The cytokinesis-block micronucleus assay as a biological dosimeter in spleen and peripheral blood lymphocytes of the mouse following acute whole-body irradiation

Abstract

To evaluate the application of the cytokinesis-block (CB) micronucleus (MN) assay as a biological dosimeter following in vivo exposure to ionising radiation we determined the micronucleus frequency in spleen and peripheral blood lymphocytes of the mouse, serially, for 14 days following acute whole-body irradiation. The baseline MN frequency of spleen lymphocytes (7.86 ± 0.68, mean ± 1SD) was significantly ( p < 0.001) elevated when compared to that for peripheral blood lymphocytes (4.10 ± 0.53). Immediately after irradiation there was a substantial dose-related increase in MN, but the MN frequencies in spleen lymphocytes (120.2 ± 9.4 for 1 Gy; 409.5 ± 38.4 for 2 Gy) were significantly ( p < 0.009) elevated compared to those in peripheral blood lymphocytes (78.0 ± 7.0 for 1Gy; 200.2 ± 10.9 for 2Gy). During the 14 days after irradiation, the MN frequency in spleen lymphocytes declined gradually to approximately half of the value observed immediately after irradiation.

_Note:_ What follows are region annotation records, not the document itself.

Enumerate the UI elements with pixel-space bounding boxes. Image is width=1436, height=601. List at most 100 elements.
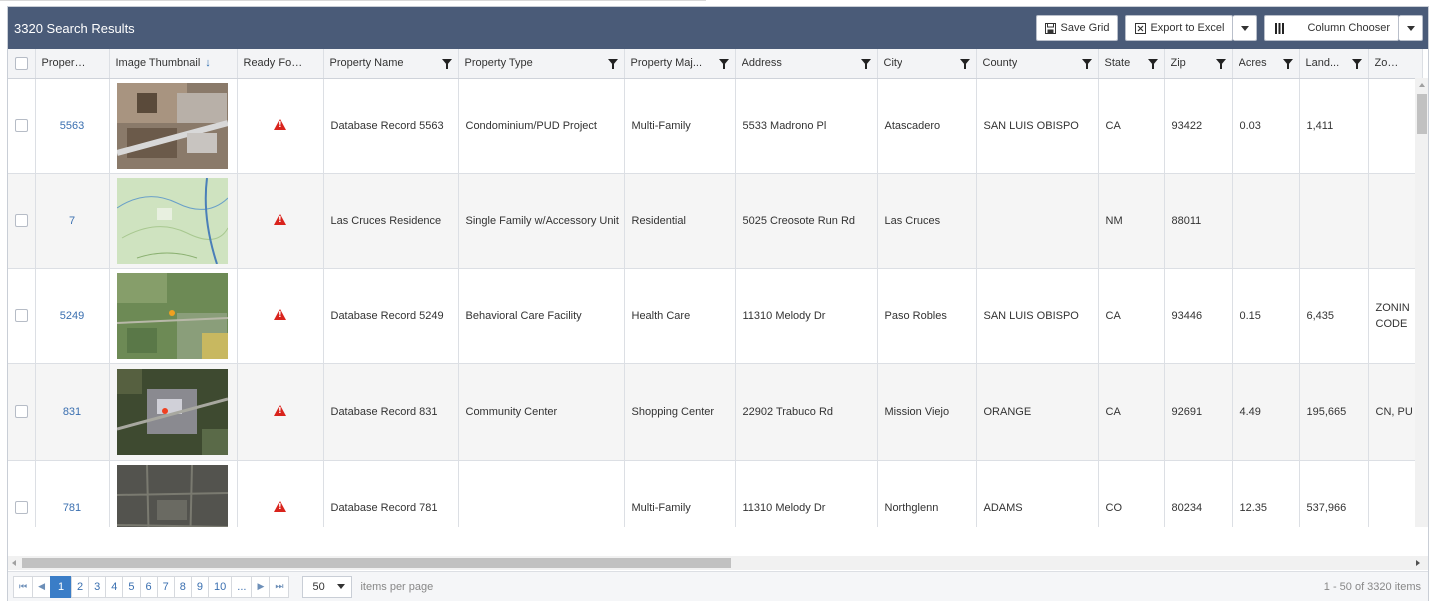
column-header[interactable]: Ready For Use xyxy=(237,49,324,79)
property-thumbnail-image[interactable] xyxy=(116,177,230,264)
property-thumbnail-image[interactable] xyxy=(116,368,230,455)
filter-icon[interactable] xyxy=(718,59,729,69)
column-header[interactable]: Zip xyxy=(1164,49,1233,79)
select-all-checkbox[interactable] xyxy=(14,56,28,70)
last-page-button[interactable]: ⏭ xyxy=(269,575,290,598)
export-excel-button[interactable]: Export to Excel xyxy=(1125,15,1234,41)
row-checkbox-cell[interactable] xyxy=(8,78,36,174)
property-thumbnail-image[interactable] xyxy=(116,272,230,359)
filter-icon[interactable] xyxy=(1282,59,1293,69)
cell-property-id[interactable]: 5249 xyxy=(35,268,110,364)
cell-city: Northglenn xyxy=(877,460,977,527)
scroll-up-arrow[interactable] xyxy=(1419,83,1425,87)
column-header[interactable]: Property Id xyxy=(35,49,110,79)
column-header[interactable]: Acres xyxy=(1232,49,1300,79)
property-id-link[interactable]: 831 xyxy=(63,406,81,418)
page-button[interactable]: 8 xyxy=(173,575,192,598)
items-per-page-label: items per page xyxy=(360,580,434,593)
table-row[interactable]: 781 Database Record 781 Multi-Family11310 … xyxy=(8,460,1423,527)
horizontal-scroll-thumb[interactable] xyxy=(22,558,731,568)
scroll-right-arrow[interactable] xyxy=(1416,560,1420,566)
cell-property-id[interactable]: 7 xyxy=(35,173,110,269)
cell-property-id[interactable]: 5563 xyxy=(35,78,110,174)
row-checkbox-cell[interactable] xyxy=(8,363,36,461)
first-page-button[interactable]: ⏮ xyxy=(13,575,34,598)
cell-image-thumbnail[interactable] xyxy=(109,173,238,269)
row-checkbox[interactable] xyxy=(14,119,28,132)
filter-icon[interactable] xyxy=(1147,59,1158,69)
column-chooser-button[interactable]: Column Chooser xyxy=(1264,15,1399,41)
table-row[interactable]: 831 Database Record 831Community CenterSh… xyxy=(8,363,1423,461)
property-id-link[interactable]: 781 xyxy=(63,502,81,514)
column-chooser-dropdown[interactable] xyxy=(1399,15,1423,41)
cell-county: SAN LUIS OBISPO xyxy=(976,268,1099,364)
property-id-link[interactable]: 7 xyxy=(69,215,75,227)
property-id-link[interactable]: 5249 xyxy=(60,310,84,322)
row-checkbox-cell[interactable] xyxy=(8,173,36,269)
property-id-link[interactable]: 5563 xyxy=(60,120,84,132)
row-checkbox[interactable] xyxy=(14,501,28,514)
select-all-checkbox-cell[interactable] xyxy=(8,49,36,79)
page-button[interactable]: ... xyxy=(231,575,253,598)
column-header[interactable]: Property Type xyxy=(458,49,625,79)
next-page-button[interactable]: ▶ xyxy=(251,575,271,598)
column-header[interactable]: Image Thumbnail ↓ xyxy=(109,49,238,79)
column-header[interactable]: County xyxy=(976,49,1099,79)
row-checkbox[interactable] xyxy=(14,309,28,322)
page-button[interactable]: 9 xyxy=(190,575,210,598)
page-button[interactable]: 2 xyxy=(71,575,90,598)
row-checkbox[interactable] xyxy=(14,214,28,227)
cell-property-id[interactable]: 781 xyxy=(35,460,110,527)
column-header[interactable]: Land... xyxy=(1299,49,1369,79)
row-checkbox-cell[interactable] xyxy=(8,268,36,364)
property-thumbnail-image[interactable] xyxy=(116,82,230,169)
page-button[interactable]: 1 xyxy=(50,575,73,598)
vertical-scrollbar[interactable] xyxy=(1415,78,1428,527)
page-button[interactable]: 6 xyxy=(139,575,158,598)
row-checkbox[interactable] xyxy=(14,405,28,418)
export-options-dropdown[interactable] xyxy=(1233,15,1258,41)
grid-body: Property Id Image Thumbnail ↓ Ready For Use… xyxy=(8,49,1428,527)
vertical-scroll-thumb[interactable] xyxy=(1417,94,1427,134)
save-grid-button[interactable]: Save Grid xyxy=(1035,15,1119,41)
cell-image-thumbnail[interactable] xyxy=(109,363,238,461)
filter-icon[interactable] xyxy=(607,59,618,69)
page-button[interactable]: 4 xyxy=(105,575,124,598)
filter-icon[interactable] xyxy=(441,59,452,69)
cell-ready-for-use xyxy=(237,173,324,269)
filter-icon[interactable] xyxy=(860,59,871,69)
column-header-label: City xyxy=(883,57,903,70)
page-size-select[interactable]: 50 xyxy=(302,575,353,598)
scroll-left-arrow[interactable] xyxy=(12,560,16,566)
warning-icon xyxy=(274,404,286,416)
column-header[interactable]: City xyxy=(877,49,977,79)
cell-image-thumbnail[interactable] xyxy=(109,268,238,364)
column-header[interactable]: Address xyxy=(735,49,878,79)
row-checkbox-cell[interactable] xyxy=(8,460,36,527)
column-header[interactable]: State xyxy=(1098,49,1165,79)
table-row[interactable]: 5249 Database Record 5249Behavioral Care … xyxy=(8,268,1423,364)
horizontal-scrollbar[interactable] xyxy=(8,556,1428,570)
property-thumbnail-image[interactable] xyxy=(116,464,230,527)
column-header[interactable]: Property Maj... xyxy=(624,49,736,79)
cell-property-id[interactable]: 831 xyxy=(35,363,110,461)
cell-city: Atascadero xyxy=(877,78,977,174)
filter-icon[interactable] xyxy=(1215,59,1226,69)
page-button[interactable]: 7 xyxy=(156,575,175,598)
warning-icon xyxy=(274,118,286,130)
cell-property-major: Multi-Family xyxy=(624,460,736,527)
filter-icon[interactable] xyxy=(1081,59,1092,69)
column-header[interactable]: Property Name xyxy=(323,49,459,79)
cell-acres: 0.03 xyxy=(1232,78,1300,174)
page-button[interactable]: 10 xyxy=(208,575,233,598)
filter-icon[interactable] xyxy=(1351,59,1362,69)
table-row[interactable]: 7 Las Cruces ResidenceSingle Family w/Acc… xyxy=(8,173,1423,269)
filter-icon[interactable] xyxy=(959,59,970,69)
page-button[interactable]: 5 xyxy=(122,575,141,598)
cell-image-thumbnail[interactable] xyxy=(109,78,238,174)
cell-image-thumbnail[interactable] xyxy=(109,460,238,527)
prev-page-button[interactable]: ◀ xyxy=(32,575,52,598)
table-row[interactable]: 5563 Database Record 5563Condominium/PUD … xyxy=(8,78,1423,174)
column-header[interactable]: Zoni... xyxy=(1368,49,1423,79)
page-button[interactable]: 3 xyxy=(88,575,107,598)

By contrast the MN frequency in peripheral blood lymphocytes increased during the week after irradiation, but ultimately MN frequencies in blood and spleen became approximately the same by day 14. Study of isolated murine lymphocytes irradiated in vitro showed that the number of MN generated by a given dose of radiation was approximately 2–3 times greater than the number generated by in vivo irradiation. These results suggest that measurement of MN in vivo after irradiation can be used as an in vivo dosimeter. However, precise dosimetry is probably affected by factors such as kinetic changes in different lymphocyte populations and possibly by in vivo factors which influence sensitivity of cells to radiation.